Since starting this blog a year ago, I’ve come to realise that I am a memorising snob! To me, memorising music is the same as learning it. Although there is far, far more to learning and successfully performing a piece of music than just memorising it, personally I can’t do one without the other. If I can’t play a piece without the score, then I simply haven’t learnt it properly yet. Try as I might to expand my repertoire by not memorising, ultimately I am only really musically satisfied with the pieces I’ve memorised properly.
Having witnessed a number of poor performances by score-bound musicians, who apparently didn’t know the music well enough to perform it, I’ve always assumed this simple truth to be universal.
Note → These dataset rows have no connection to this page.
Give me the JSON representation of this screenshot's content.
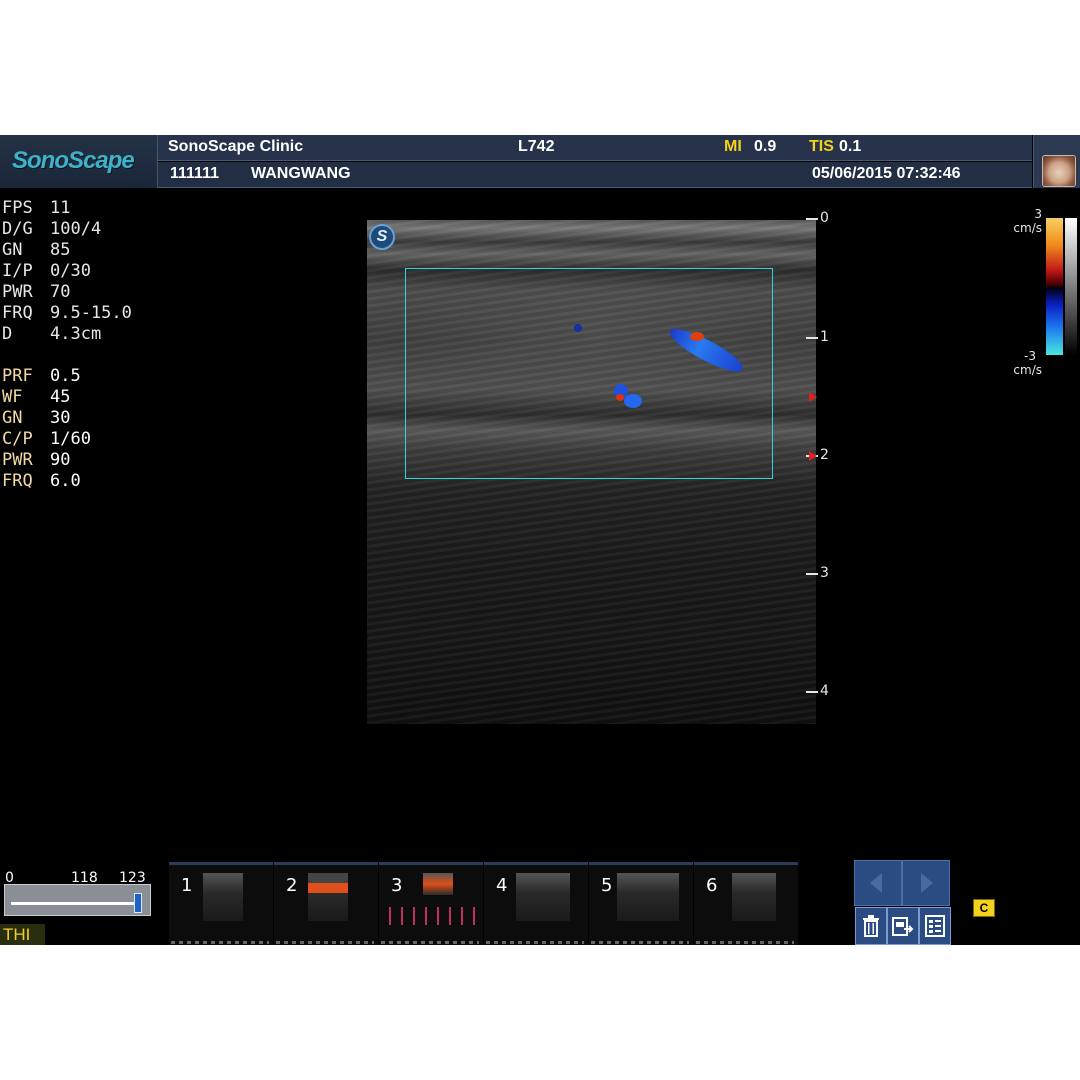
{
  "header": {
    "brand": "SonoScape",
    "clinic": "SonoScape Clinic",
    "probe": "L742",
    "mi_label": "MI",
    "mi_value": "0.9",
    "tis_label": "TIS",
    "tis_value": "0.1",
    "patient_id": "111111",
    "patient_name": "WANGWANG",
    "datetime": "05/06/2015 07:32:46"
  },
  "params_bmode": [
    {
      "k": "FPS",
      "v": "11"
    },
    {
      "k": "D/G",
      "v": "100/4"
    },
    {
      "k": "GN",
      "v": "85"
    },
    {
      "k": "I/P",
      "v": "0/30"
    },
    {
      "k": "PWR",
      "v": "70"
    },
    {
      "k": "FRQ",
      "v": "9.5-15.0"
    },
    {
      "k": "D",
      "v": "4.3cm"
    }
  ],
  "params_color": [
    {
      "k": "PRF",
      "v": "0.5"
    },
    {
      "k": "WF",
      "v": "45"
    },
    {
      "k": "GN",
      "v": "30"
    },
    {
      "k": "C/P",
      "v": "1/60"
    },
    {
      "k": "PWR",
      "v": "90"
    },
    {
      "k": "FRQ",
      "v": "6.0"
    }
  ],
  "depth_scale": [
    "0",
    "1",
    "2",
    "3",
    "4"
  ],
  "color_scale": {
    "top": "3",
    "bottom": "-3",
    "unit": "cm/s"
  },
  "image_badge": "S",
  "slider": {
    "min": "0",
    "mid": "118",
    "max": "123",
    "value_fraction": 0.96
  },
  "thi_label": "THI",
  "thumbnails": [
    "1",
    "2",
    "3",
    "4",
    "5",
    "6"
  ],
  "c_icon": "C",
  "colors": {
    "accent_yellow": "#f2d21c",
    "roi_cyan": "#2fd6d8",
    "header_bg": "#26334a"
  }
}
What use are dots on a page once you’ve learnt a piece? Moreover, I have long felt that watching soloists play from the score actually detracts from the music, and that I enjoy music far more when it is played from memory. However, after attending a number of fabulous performances by extraordinary musicians using a score , I’ve come to realise that this assertion is totally false.
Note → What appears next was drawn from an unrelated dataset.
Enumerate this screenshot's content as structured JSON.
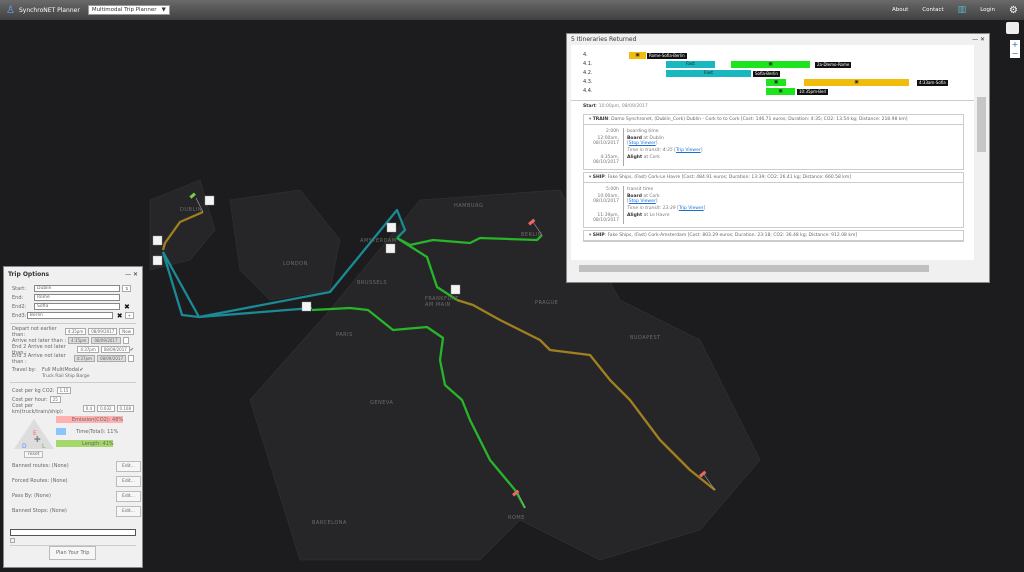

For example, towards the end of last year, I was lucky enough to attend a fabulous concert of Messiaen’s great Vingt regards sur l’enfent Jésus by pianist Cordelia Williams. The concert itself was held in the cavernous medieval chapel of King’s College Cambridge, where Messiaen’s sublime harmonies resonated throughout the space and transcended our normal musical world. Lasting more than two hours, this astonishing 20-movement piece is an absolute tour de force of 20th century music, presenting enormous physical and emotional challenges to the pianist. Williams briefly introduced each movement to the rapt audience, and played the majority of the piece from memory without reference to the score. Just three movements were played with the aid of the score, all of which were quite chromatic and extremely technically demanding, though the page turner remained on stage throughout the performance following the score (mostly sat away from the piano). This occasional use of the score did not detract at all from my enjoyment of the music itself, and I could hear no difference in the quality and boldness of the playing between movements. The mind boggles as to how anyone can learn this amount of frighteningly difficult music and there was absolutely no question here about the performer not knowing the notes – whether the score acted as a safety net or an aide mémoire I don’t know, but the whole audience (myself included) was simply blown away by this authoritative performance.
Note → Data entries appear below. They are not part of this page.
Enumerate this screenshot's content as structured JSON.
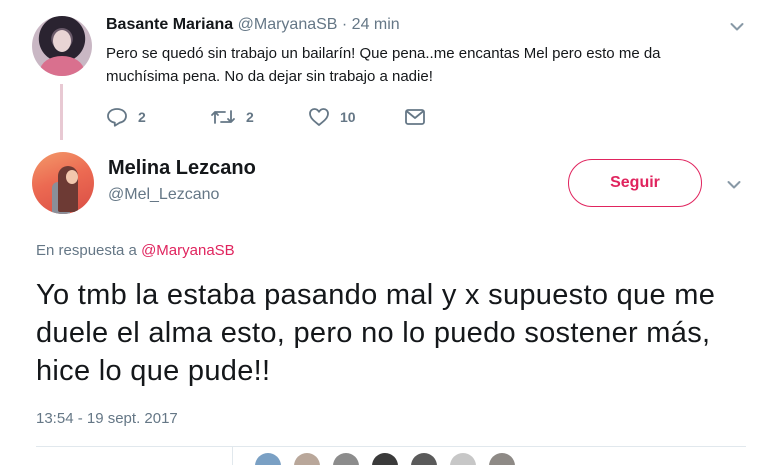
{
  "parent_tweet": {
    "author_name": "Basante Mariana",
    "meta": "@MaryanaSB · 24 min",
    "text": "Pero se quedó sin trabajo un bailarín! Que pena..me encantas Mel pero esto me da muchísima pena. No da dejar sin trabajo a nadie!",
    "reply_count": "2",
    "retweet_count": "2",
    "like_count": "10",
    "icons": [
      "reply-icon",
      "retweet-icon",
      "heart-icon",
      "direct-message-icon",
      "chevron-down-icon"
    ]
  },
  "main_tweet": {
    "author_name": "Melina Lezcano",
    "handle": "@Mel_Lezcano",
    "follow_label": "Seguir",
    "replying_prefix": "En respuesta a ",
    "replying_to": "@MaryanaSB",
    "text": "Yo tmb la estaba pasando mal y x supuesto que me duele el alma esto, pero no lo puedo sostener más, hice lo que pude!!",
    "timestamp": "13:54 - 19 sept. 2017"
  },
  "colors": {
    "accent": "#e0245e",
    "secondary_text": "#657786",
    "primary_text": "#14171a",
    "thread_line": "#e8c9d3",
    "divider": "#e1e8ed"
  }
}
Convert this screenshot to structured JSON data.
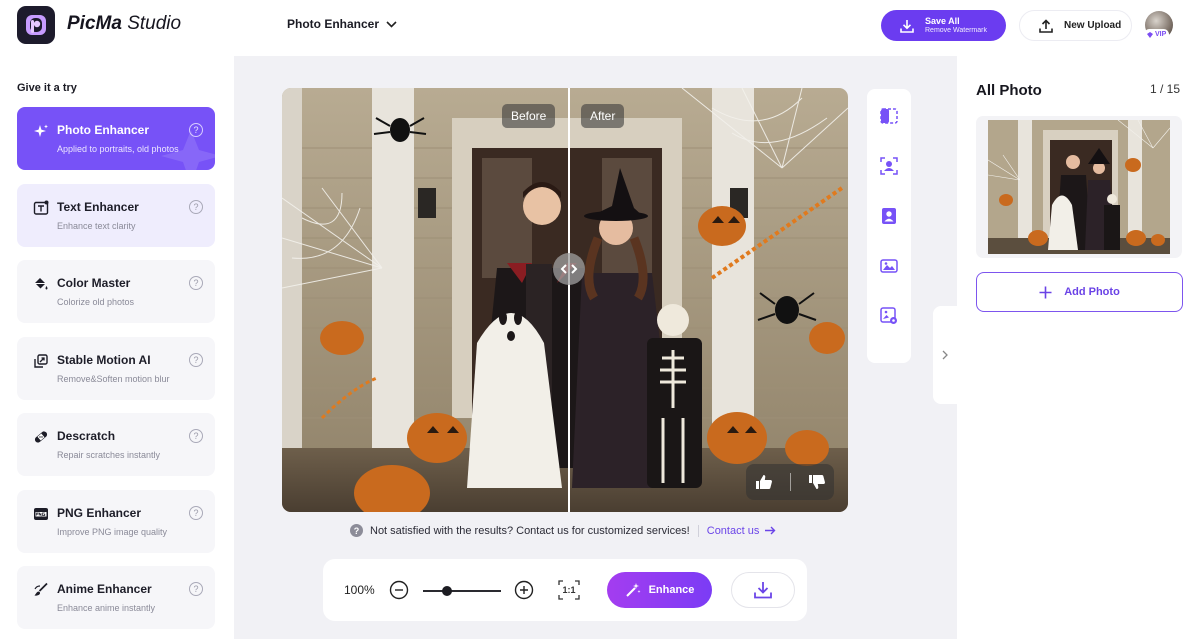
{
  "header": {
    "brand_bold": "PicMa",
    "brand_light": "Studio",
    "tool_selector": "Photo Enhancer",
    "save_all": "Save All",
    "save_all_sub": "Remove Watermark",
    "new_upload": "New Upload",
    "vip_label": "VIP"
  },
  "sidebar": {
    "heading": "Give it a try",
    "items": [
      {
        "title": "Photo Enhancer",
        "desc": "Applied to portraits, old photos",
        "icon": "sparkle-icon",
        "state": "active"
      },
      {
        "title": "Text Enhancer",
        "desc": "Enhance text clarity",
        "icon": "text-icon",
        "state": "hover"
      },
      {
        "title": "Color Master",
        "desc": "Colorize old photos",
        "icon": "paint-bucket-icon",
        "state": "normal"
      },
      {
        "title": "Stable Motion AI",
        "desc": "Remove&Soften motion blur",
        "icon": "motion-icon",
        "state": "normal"
      },
      {
        "title": "Descratch",
        "desc": "Repair scratches instantly",
        "icon": "bandage-icon",
        "state": "normal"
      },
      {
        "title": "PNG Enhancer",
        "desc": "Improve PNG image quality",
        "icon": "png-icon",
        "state": "normal"
      },
      {
        "title": "Anime Enhancer",
        "desc": "Enhance anime instantly",
        "icon": "brush-icon",
        "state": "normal"
      }
    ],
    "help_glyph": "?"
  },
  "canvas": {
    "before_label": "Before",
    "after_label": "After",
    "notice": "Not satisfied with the results? Contact us for customized services!",
    "contact_link": "Contact us",
    "zoom": "100%",
    "one_to_one": "1:1",
    "enhance": "Enhance",
    "slider_value": 0.28
  },
  "right_panel": {
    "title": "All Photo",
    "count": "1 / 15",
    "add_photo": "Add Photo"
  },
  "colors": {
    "accent": "#7752f7",
    "brand_dark": "#1d1b2c",
    "enhance_gradient_start": "#a43df0",
    "enhance_gradient_end": "#7b3cf5"
  }
}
Clearly it is possible to play a memorised piece or just a section of a concert from the score, and I have many friends who do just that. This ‘safety net’ approach certainly removes some of the performance anxiety about forgetting the notes, and helps to ensure that detailed articulations and phrasings are executed as planned. However, once a piece is properly memorised, I find it quite distracting to use the score and ultimately it degrades my ability to play without it. Although I still don’t think I would wish to perform a solo piece from the score, there is no doubt that some people can and do so with great musicianship.